Garrett Baker comments on Basin broadness depends on the size and number of orthogonal features

Garrett Baker 28 Aug 2022 21:57 UTC
1 point
0
This is very very cool! At the end you say that looking at the gradient of the layer outputs is a change of basis. I don’t understand why this is the case. Each layer, taking (in a fully connected network) has on the order of $n^{2}$ parameters if it outputs a vector of length $n$ , so the gradient of that vector with respect to the parameters will have $n^{2}$ entries. What did you have in mind when you said “change of basis”?
- CallumMcDougall 29 Aug 2022 4:21 UTC
  2 points
  0
  Parent
  I think the key point here is that we’re applying a linear transformation to move from neuron space into feature space. Sometimes neurons and features do coincide and you can actually attribute particular concepts to neurons, but unless the neurons are a privileged basis there’s no reason to expect this in general. We’re taking the definition of feature here as a linear combination of neurons which represents some particular important and meaningful (and hopefully human-comprehensible) concept.
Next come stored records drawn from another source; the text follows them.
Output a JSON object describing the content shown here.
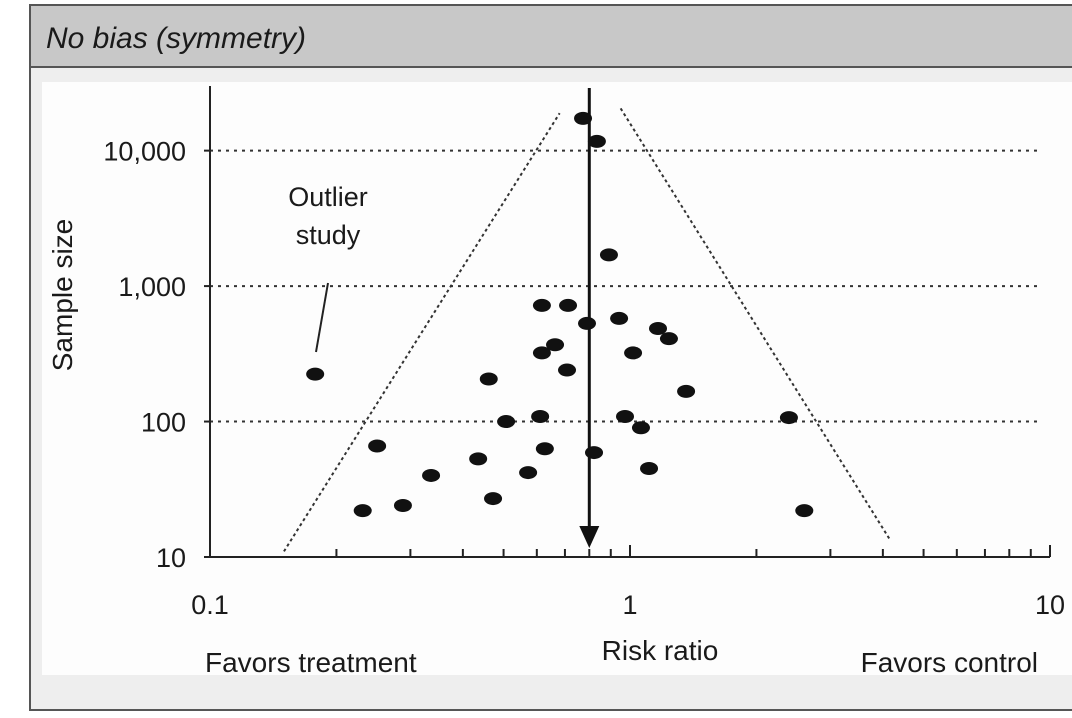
{
  "header": {
    "title": "No bias (symmetry)"
  },
  "chart_data": {
    "type": "scatter",
    "x_label": "Risk ratio",
    "y_label": "Sample size",
    "x_left_note": "Favors treatment",
    "x_right_note": "Favors control",
    "annotation": "Outlier study",
    "log_x": true,
    "log_y": true,
    "xlim": [
      0.1,
      10
    ],
    "ylim": [
      10,
      30000
    ],
    "xticks": [
      0.1,
      1,
      10
    ],
    "x_minor_ticks": [
      0.2,
      0.3,
      0.4,
      0.5,
      0.6,
      0.7,
      0.8,
      0.9,
      2,
      3,
      4,
      5,
      6,
      7,
      8,
      9
    ],
    "yticks": [
      {
        "value": 10,
        "label": "10"
      },
      {
        "value": 100,
        "label": "100"
      },
      {
        "value": 1000,
        "label": "1,000"
      },
      {
        "value": 10000,
        "label": "10,000"
      }
    ],
    "grid": true,
    "color": "#111111",
    "reference_x": 0.8,
    "funnel_lines": [
      {
        "x": [
          0.15,
          0.68
        ],
        "y": [
          11,
          18900
        ]
      },
      {
        "x": [
          0.95,
          4.16
        ],
        "y": [
          20500,
          13.4
        ]
      }
    ],
    "x": [
      0.773,
      0.834,
      0.891,
      0.617,
      0.712,
      0.79,
      0.942,
      1.166,
      1.238,
      0.663,
      0.617,
      1.017,
      0.708,
      0.461,
      0.178,
      1.36,
      0.611,
      0.507,
      0.973,
      1.062,
      2.39,
      0.25,
      0.627,
      0.821,
      0.435,
      0.572,
      1.11,
      0.336,
      0.472,
      0.288,
      0.231,
      2.6
    ],
    "values": [
      17300,
      11700,
      1700,
      720,
      720,
      530,
      577,
      486,
      409,
      369,
      321,
      321,
      240,
      206,
      224,
      167,
      109,
      100,
      109,
      90,
      107,
      66,
      63,
      59,
      53,
      42,
      45,
      40,
      27,
      24,
      22,
      22
    ]
  }
}
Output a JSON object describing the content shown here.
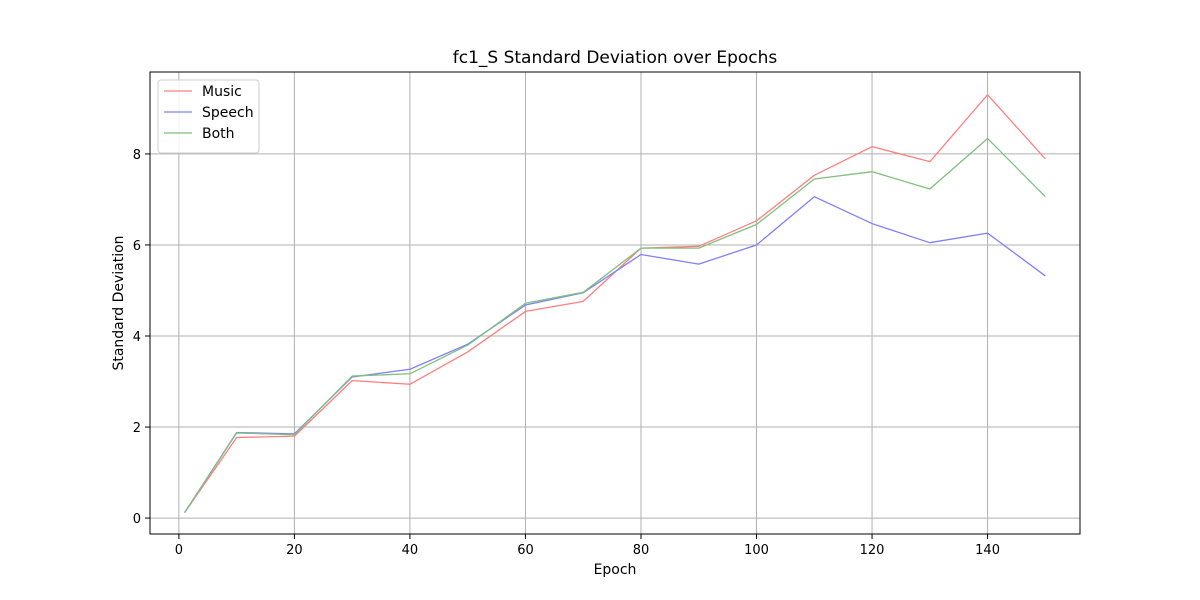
{
  "chart_data": {
    "type": "line",
    "title": "fc1_S Standard Deviation over Epochs",
    "xlabel": "Epoch",
    "ylabel": "Standard Deviation",
    "xlim": [
      -5,
      156
    ],
    "ylim": [
      -0.35,
      9.8
    ],
    "xticks": [
      0,
      20,
      40,
      60,
      80,
      100,
      120,
      140
    ],
    "yticks": [
      0,
      2,
      4,
      6,
      8
    ],
    "grid": true,
    "legend_position": "top-left",
    "x": [
      1,
      10,
      20,
      30,
      40,
      50,
      60,
      70,
      80,
      90,
      100,
      110,
      120,
      130,
      140,
      150
    ],
    "series": [
      {
        "name": "Music",
        "color": "#ff7f7f",
        "values": [
          0.12,
          1.77,
          1.8,
          3.02,
          2.94,
          3.65,
          4.54,
          4.76,
          5.93,
          5.97,
          6.53,
          7.53,
          8.16,
          7.83,
          9.3,
          7.89
        ]
      },
      {
        "name": "Speech",
        "color": "#7f7fff",
        "values": [
          0.12,
          1.88,
          1.85,
          3.1,
          3.27,
          3.82,
          4.68,
          4.95,
          5.79,
          5.58,
          6.0,
          7.06,
          6.47,
          6.05,
          6.26,
          5.32
        ]
      },
      {
        "name": "Both",
        "color": "#7fbf7f",
        "values": [
          0.12,
          1.87,
          1.83,
          3.12,
          3.17,
          3.8,
          4.72,
          4.96,
          5.93,
          5.93,
          6.45,
          7.45,
          7.61,
          7.23,
          8.34,
          7.06
        ]
      }
    ]
  }
}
- Lucius Bushnaq 29 Aug 2022 6:07 UTC
  1 point
  0
  Parent
  You take the gradient with respect to any preactivation of the next layer. Shouldn’t matter which one. That gets you a length n vector. Since the weights are linear, and we treat biases as an extra node of constant activation, the vector does not depend on which preactivation you chose.
  The idea is to move to a basis in which there is no redundancy or cancellation between nodes, in a sense. Every node encodes one unique feature that means one unique thing.